In [67]:
import torch
import torchaudio
import os
import numpy as np
import pandas as pd
from torch import nn
from pydub import AudioSegment

In [70]:
if torch.cuda.is_available():  
  device = torch.device('cuda:0')
else:  
  device = torch.device('cpu')
print('running on', device)

running on cpu


In [71]:
class CNN(nn.Module):
    def __init__(self):
        super(CNN, self).__init__()

        self.cnn_layers = nn.Sequential(
            nn.Conv2d(1, 16, kernel_size=7, stride=1),   # 252, 252, 16
            #in-channel, out, filter size, stride
            nn.Tanh(),
            #activate function
            nn.MaxPool2d(2),      # 126, 126, 16
            #poolsize 
            
            nn.Conv2d(16, 32, kernel_size=5, stride=1),  # 122, 122, 32
            nn.Tanh(),
            nn.MaxPool2d(2),      # 61, 61, 32
            
            nn.Conv2d(32, 64, kernel_size=6, stride=1), # 56, 56, 64
            nn.Tanh(),
            nn.MaxPool2d(2),      # 28, 28, 64
            
            nn.Conv2d(64, 128, kernel_size=5, stride=1), # 24, 24, 128
            nn.Tanh(),
            nn.MaxPool2d(2),       # 12, 12, 128
            
            nn.Flatten()
            #one column
        )

        self.linear_layers = nn.Sequential(
            nn.Linear(12*12*128, 2048),
            nn.Linear(2048, 10)
        )

    def forward(self, x):
        x = self.cnn_layers(x)
        x = x.view(x.size(0), -1)
        x = self.linear_layers(x)
        return x

In [107]:
path_model = 'models/nn_classifier.pth'
path_audio = 'test_sounds/rahu.wav'
model = torch.load(path_model, map_location=device)

In [108]:

genres = ['disco','metal','blues','jazz','country','hiphop','rock','classical','pop','reggae']

In [109]:
# INPUT AUDIO PREPARATIONS

input_audio = AudioSegment.from_wav(path_audio)

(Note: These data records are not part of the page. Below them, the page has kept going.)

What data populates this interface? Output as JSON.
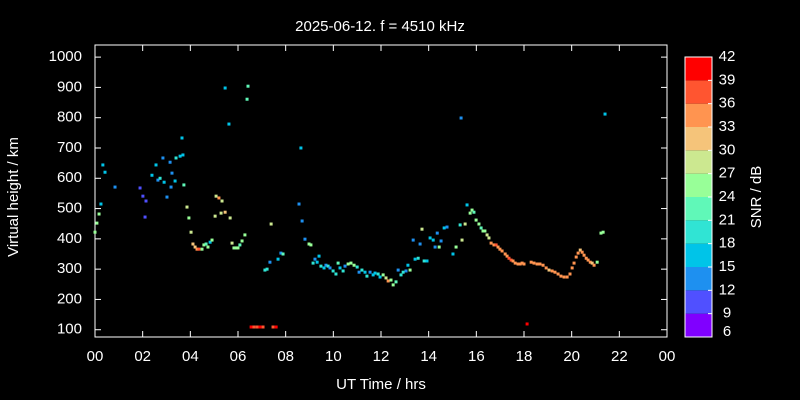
{
  "chart_data": {
    "type": "scatter",
    "title": "2025-06-12. f = 4510 kHz",
    "x_label": "UT Time / hrs",
    "y_label": "Virtual height / km",
    "xlim": [
      0,
      24
    ],
    "xticks": [
      {
        "value": 0,
        "label": "00"
      },
      {
        "value": 2,
        "label": "02"
      },
      {
        "value": 4,
        "label": "04"
      },
      {
        "value": 6,
        "label": "06"
      },
      {
        "value": 8,
        "label": "08"
      },
      10,
      12,
      14,
      16,
      18,
      20,
      22,
      {
        "value": 24,
        "label": "00"
      }
    ],
    "ylim": [
      76,
      1040
    ],
    "yticks": [
      100,
      200,
      300,
      400,
      500,
      600,
      700,
      800,
      900,
      1000
    ],
    "grid": false,
    "colorbar": {
      "label": "SNR / dB",
      "lim": [
        6,
        42
      ],
      "ticks": [
        6,
        9,
        12,
        15,
        18,
        21,
        24,
        27,
        30,
        33,
        36,
        39,
        42
      ],
      "colors": [
        "#8000ff",
        "#5050ff",
        "#1e90f0",
        "#00c4e8",
        "#30e4d4",
        "#60f8b8",
        "#98ff98",
        "#cce890",
        "#f5c47a",
        "#ff9450",
        "#ff5530",
        "#ff0000"
      ]
    },
    "x": [
      0.0,
      0.08,
      0.17,
      0.25,
      0.33,
      0.42,
      0.84,
      1.89,
      2.01,
      2.14,
      2.1,
      2.39,
      2.56,
      2.64,
      2.73,
      2.85,
      2.9,
      3.02,
      3.15,
      3.19,
      3.23,
      3.36,
      3.4,
      3.57,
      3.65,
      3.69,
      3.73,
      3.86,
      3.94,
      4.03,
      4.11,
      4.2,
      4.28,
      4.36,
      4.49,
      4.57,
      4.66,
      4.74,
      4.83,
      4.91,
      5.04,
      5.08,
      5.2,
      5.29,
      5.33,
      5.46,
      5.46,
      5.62,
      5.67,
      5.75,
      5.83,
      5.92,
      6.0,
      6.08,
      6.17,
      6.29,
      6.38,
      6.42,
      6.55,
      6.67,
      6.8,
      6.92,
      7.05,
      7.13,
      7.22,
      7.34,
      7.39,
      7.47,
      7.6,
      7.68,
      7.8,
      7.89,
      8.56,
      8.64,
      8.69,
      8.81,
      8.98,
      9.06,
      9.15,
      9.23,
      9.32,
      9.4,
      9.48,
      9.61,
      9.69,
      9.78,
      9.86,
      9.99,
      10.11,
      10.2,
      10.28,
      10.41,
      10.49,
      10.62,
      10.74,
      10.87,
      11.0,
      11.08,
      11.2,
      11.33,
      11.41,
      11.54,
      11.67,
      11.75,
      11.88,
      11.96,
      12.09,
      12.21,
      12.3,
      12.42,
      12.51,
      12.63,
      12.72,
      12.84,
      12.93,
      13.05,
      13.13,
      13.22,
      13.35,
      13.43,
      13.56,
      13.64,
      13.72,
      13.81,
      13.93,
      14.06,
      14.19,
      14.27,
      14.36,
      14.44,
      14.52,
      14.65,
      14.77,
      15.02,
      15.15,
      15.32,
      15.36,
      15.4,
      15.53,
      15.61,
      15.74,
      15.82,
      15.9,
      15.99,
      16.11,
      16.2,
      16.28,
      16.36,
      16.45,
      16.53,
      16.62,
      16.74,
      16.83,
      16.91,
      16.99,
      17.08,
      17.21,
      17.29,
      17.37,
      17.46,
      17.54,
      17.63,
      17.75,
      17.84,
      17.92,
      18.0,
      18.13,
      18.3,
      18.42,
      18.55,
      18.67,
      18.8,
      18.93,
      19.05,
      19.18,
      19.3,
      19.43,
      19.55,
      19.68,
      19.81,
      19.93,
      20.02,
      20.1,
      20.19,
      20.27,
      20.36,
      20.44,
      20.52,
      20.61,
      20.69,
      20.78,
      20.86,
      20.94,
      21.07,
      21.23,
      21.32,
      21.4
    ],
    "values": [
      422,
      452,
      482,
      515,
      644,
      620,
      571,
      568,
      541,
      525,
      472,
      610,
      644,
      594,
      600,
      667,
      587,
      538,
      653,
      571,
      617,
      591,
      667,
      673,
      733,
      677,
      578,
      505,
      469,
      422,
      383,
      373,
      366,
      366,
      366,
      380,
      383,
      373,
      389,
      396,
      475,
      541,
      535,
      485,
      525,
      898,
      488,
      779,
      469,
      386,
      370,
      370,
      370,
      380,
      393,
      413,
      861,
      904,
      109,
      109,
      109,
      109,
      109,
      297,
      300,
      323,
      449,
      109,
      109,
      333,
      353,
      350,
      515,
      700,
      459,
      399,
      383,
      380,
      320,
      333,
      323,
      343,
      310,
      304,
      313,
      310,
      304,
      294,
      284,
      320,
      304,
      294,
      310,
      317,
      320,
      313,
      307,
      290,
      297,
      290,
      277,
      290,
      281,
      287,
      284,
      274,
      281,
      271,
      261,
      264,
      248,
      258,
      297,
      281,
      290,
      294,
      313,
      297,
      396,
      333,
      336,
      383,
      432,
      327,
      327,
      403,
      396,
      373,
      419,
      373,
      393,
      436,
      439,
      350,
      373,
      446,
      799,
      396,
      449,
      512,
      485,
      495,
      488,
      462,
      449,
      436,
      426,
      426,
      413,
      403,
      386,
      380,
      380,
      373,
      366,
      360,
      350,
      343,
      336,
      330,
      327,
      320,
      317,
      317,
      320,
      317,
      119,
      323,
      320,
      317,
      317,
      313,
      304,
      297,
      294,
      290,
      284,
      277,
      274,
      274,
      284,
      304,
      320,
      340,
      353,
      363,
      356,
      346,
      336,
      330,
      323,
      320,
      313,
      323,
      419,
      422,
      812
    ],
    "color_values": [
      24,
      24,
      25,
      17,
      17,
      15,
      13,
      11,
      11,
      11,
      11,
      16,
      17,
      13,
      19,
      13,
      16,
      13,
      13,
      13,
      13,
      16,
      19,
      16,
      17,
      16,
      23,
      29,
      24,
      29,
      32,
      32,
      34,
      37,
      24,
      24,
      23,
      24,
      17,
      24,
      29,
      29,
      34,
      29,
      29,
      17,
      31,
      16,
      29,
      29,
      24,
      24,
      24,
      23,
      24,
      24,
      23,
      23,
      39,
      37,
      37,
      39,
      37,
      19,
      19,
      13,
      29,
      37,
      39,
      16,
      13,
      23,
      13,
      16,
      13,
      13,
      24,
      24,
      19,
      13,
      16,
      16,
      19,
      16,
      13,
      19,
      13,
      19,
      19,
      23,
      16,
      19,
      13,
      24,
      24,
      24,
      19,
      13,
      19,
      16,
      19,
      13,
      16,
      16,
      19,
      16,
      24,
      29,
      35,
      24,
      24,
      23,
      13,
      19,
      19,
      13,
      16,
      24,
      13,
      16,
      19,
      13,
      29,
      19,
      16,
      16,
      16,
      13,
      13,
      24,
      13,
      16,
      13,
      16,
      24,
      19,
      13,
      29,
      29,
      16,
      24,
      24,
      23,
      24,
      24,
      23,
      24,
      24,
      29,
      29,
      34,
      35,
      38,
      34,
      34,
      35,
      34,
      35,
      38,
      38,
      35,
      35,
      34,
      35,
      34,
      35,
      40,
      34,
      34,
      35,
      34,
      35,
      34,
      31,
      34,
      35,
      34,
      35,
      34,
      35,
      35,
      34,
      34,
      35,
      34,
      31,
      34,
      34,
      35,
      34,
      35,
      31,
      34,
      24,
      24,
      24,
      17
    ]
  }
}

# transformation to mono, downsampling
input_audio = input_audio.set_channels(1)
input_audio = input_audio.set_frame_rate(22050)

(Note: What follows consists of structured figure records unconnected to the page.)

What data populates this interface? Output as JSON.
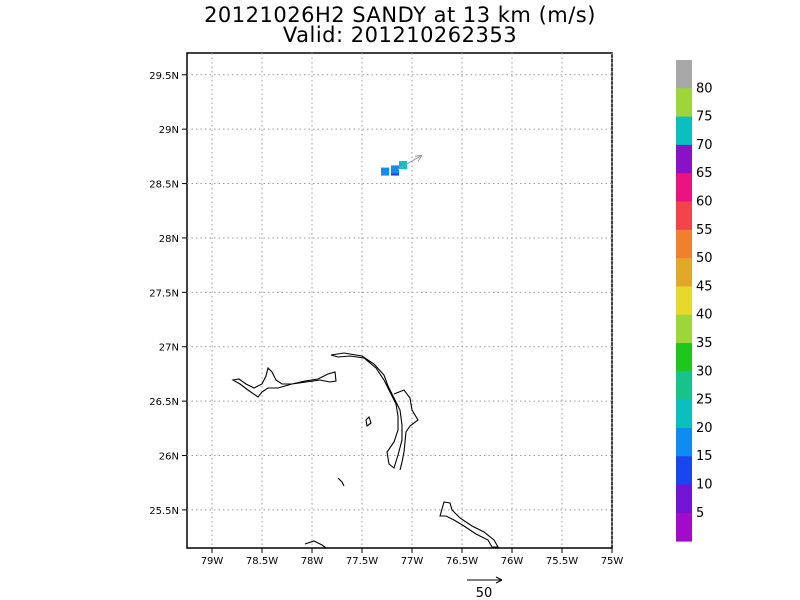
{
  "title": {
    "line1": "20121026H2 SANDY at 13 km (m/s)",
    "line2": "Valid: 201210262353"
  },
  "map": {
    "lat_labels": [
      "29.5N",
      "29N",
      "28.5N",
      "28N",
      "27.5N",
      "27N",
      "26.5N",
      "26N",
      "25.5N"
    ],
    "lon_labels": [
      "79W",
      "78.5W",
      "78W",
      "77.5W",
      "77W",
      "76.5W",
      "76W",
      "75.5W",
      "75W"
    ],
    "lat_values": [
      29.5,
      29.0,
      28.5,
      28.0,
      27.5,
      27.0,
      26.5,
      26.0,
      25.5
    ],
    "lon_values": [
      -79.0,
      -78.5,
      -78.0,
      -77.5,
      -77.0,
      -76.5,
      -76.0,
      -75.5,
      -75.0
    ],
    "lon_range": [
      -79.25,
      -75.0
    ],
    "lat_range": [
      25.15,
      29.7
    ],
    "grid": "dotted",
    "data_cells": [
      {
        "lon": -77.27,
        "lat": 28.61,
        "color": "#0e8cf2"
      },
      {
        "lon": -77.17,
        "lat": 28.61,
        "color": "#1a46f0"
      },
      {
        "lon": -77.17,
        "lat": 28.63,
        "color": "#0e8cf2"
      },
      {
        "lon": -77.09,
        "lat": 28.67,
        "color": "#0bbfbf"
      }
    ],
    "wind_vector": {
      "lon": -77.1,
      "lat": 28.65,
      "direction": "northeast",
      "color": "#999999"
    }
  },
  "colorbar": {
    "labels": [
      "80",
      "75",
      "70",
      "65",
      "60",
      "55",
      "50",
      "45",
      "40",
      "35",
      "30",
      "25",
      "20",
      "15",
      "10",
      "5"
    ],
    "colors": [
      "#a8a8a8",
      "#9ed63a",
      "#0bbfbf",
      "#8a12c6",
      "#e8137e",
      "#f2434a",
      "#f0802e",
      "#e0a728",
      "#e6d92c",
      "#9ed63a",
      "#1ec71e",
      "#17c38a",
      "#0bbfbf",
      "#0e8cf2",
      "#1a46f0",
      "#7014d6",
      "#a10bcc"
    ]
  },
  "reference_vector": {
    "label": "50"
  }
}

# splitting into chunks of 3 seconds for processing in NN
n_chunks = len(input_audio)//3000

for i in range(n_chunks-1):
    input_audio[(i*3000): ((i+1)*3000)].export('temp_audio_files/file{}.wav'.format(i), format='wav')

In [110]:
# GENERATING SPECTROGRAMS
# +++ NOTICE THAT THE FFT MUST BE THE SAME AS FOR THE TRAINING DATA SET (515) TO GET THE SAME TENSOR DIMENSION +++

spectrograms = []

for i in range(n_chunks-1):
    wf, sr = torchaudio.load('temp_audio_files/file{}.wav'.format(i))
    spec = torchaudio.transforms.Spectrogram(n_fft=515, power=None, return_complex=True)(wf)
    spectrograms.append(spec)

In [111]:
# create empty complex tensor and fill it with spectrograms of input audio
x = torch.empty((len(spectrograms), 1, 258, 258), dtype=torch.complex64)

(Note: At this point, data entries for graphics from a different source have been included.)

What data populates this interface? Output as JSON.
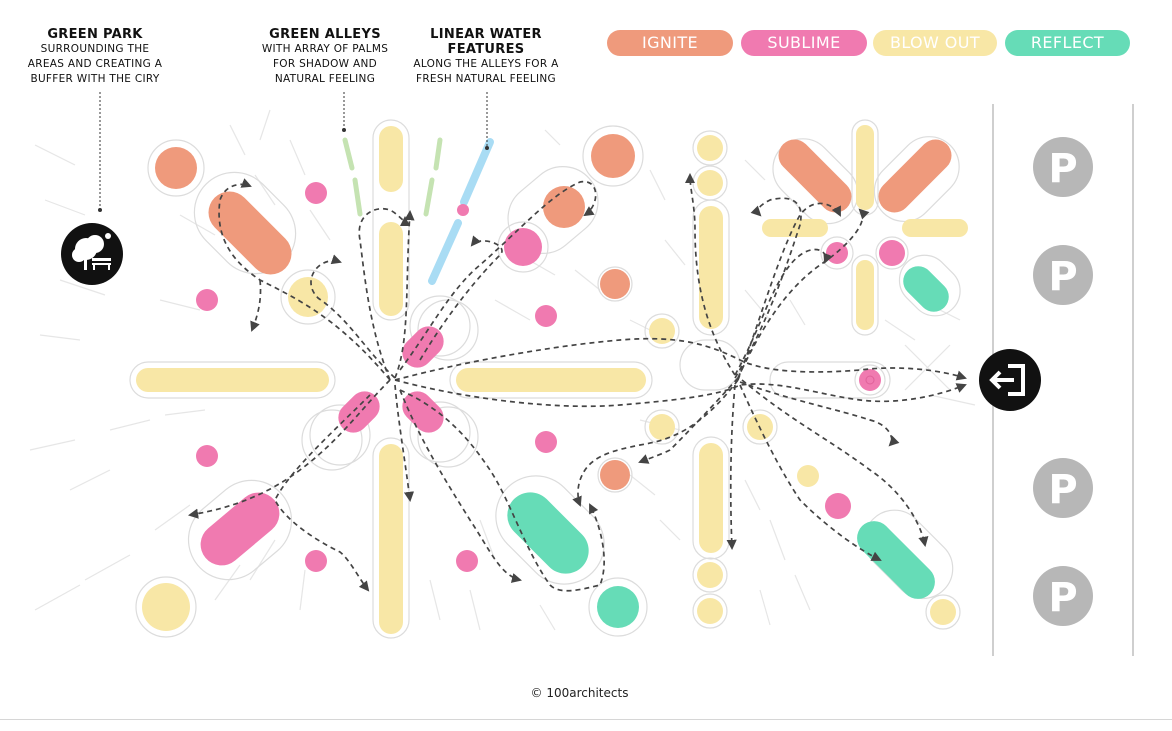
{
  "annotations": {
    "green_park": {
      "title": "GREEN PARK",
      "lines": [
        "SURROUNDING THE",
        "AREAS AND CREATING A",
        "BUFFER WITH THE CIRY"
      ]
    },
    "green_alleys": {
      "title": "GREEN ALLEYS",
      "lines": [
        "WITH ARRAY OF PALMS",
        "FOR SHADOW AND",
        "NATURAL FEELING"
      ]
    },
    "water": {
      "title_lines": [
        "LINEAR WATER",
        "FEATURES"
      ],
      "lines": [
        "ALONG THE ALLEYS FOR A",
        "FRESH NATURAL FEELING"
      ]
    }
  },
  "legend": [
    {
      "label": "IGNITE",
      "color": "#ef9a7c"
    },
    {
      "label": "SUBLIME",
      "color": "#f07ab0"
    },
    {
      "label": "BLOW OUT",
      "color": "#f8e7a6"
    },
    {
      "label": "REFLECT",
      "color": "#66dcb7"
    }
  ],
  "colors": {
    "ignite": "#ef9a7c",
    "sublime": "#f07ab0",
    "blowout": "#f8e7a6",
    "reflect": "#66dcb7",
    "green": "#c5e3b2",
    "water": "#a9dcf4",
    "parking": "#b7b7b7"
  },
  "icons": {
    "park": "park-tree-bench-icon",
    "exit": "exit-arrow-icon",
    "parking": "parking-icon"
  },
  "parking_label": "P",
  "credit": "© 100architects"
}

# fill tensor with spectrograms of input audio
for i, s in enumerate(spectrograms): x[i] = s

# analyse the tensor with neural network
with torch.no_grad():
    result = model(x.real)
    result = nn.Softmax(dim=1)(result)
    result = result.detach().numpy()

# export .csv file with percentages of music genre
table = []
for i, j in enumerate(genres):
    table.append([j, round((np.mean(result[:, i])*100), 2)])
pd.DataFrame(table).to_csv('result.csv', index=False, header=False)

In [112]:
# remove audio file chunks
files_to_remove = os.listdir('temp_audio_files')
for f in files_to_remove:os.remove(str('temp_audio_files/{}'.format(f)))